The CernVM File System
The CernVM-File System (CernVM-FS) provides a scalable, reliable and low- maintenance software distribution service. It was developed to assist High Energy Physics (HEP) collaborations to deploy software on the worldwide- distributed computing infrastructure used to run data processing applications. CernVM-FS is implemented as a POSIX read-only file system in user space (a FUSE module). Files and directories are hosted on standard web servers and mounted in the universal namespace /cvmfs. Internally, CernVM-FS uses content- addressable storage and Merkle trees in order to maintain file data and meta-data. CernVM-FS uses outgoing HTTP connections only, thereby it avoids most of the firewall issues of other network file systems. It transfers data and meta-data on demand and verifies data integrity by cryptographic hashes.
By means of aggressive caching and reduction of latency, CernVM-FS focuses specifically on the software use case. Software usually comprises many small files that are frequently opened and read as a whole. Furthermore, the software use case includes frequent look-ups for files in multiple directories when search paths are examined.
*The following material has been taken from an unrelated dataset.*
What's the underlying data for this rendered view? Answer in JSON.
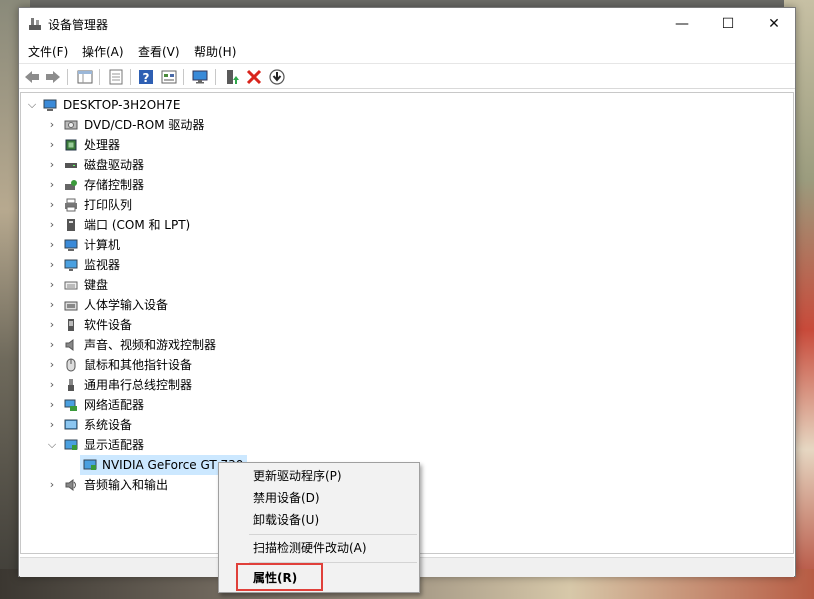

Content is published into /cvmfs by means of dedicated "release manager machines". The release manager machines provide a writeable CernVM-FS instance by means of a union file system (aufs or overlayfs) on top of the read-only client. When publishing, the CernVM-FS server tools process new and modified data from the union file system's writable branch and transform the data into the CernVM-FS storage format.
CernVM-FS is actively used by small and large scientific collaborations. In many cases, it replaces package managers and shared software areas on cluster file systems as means to distribute the software used to process experiment data.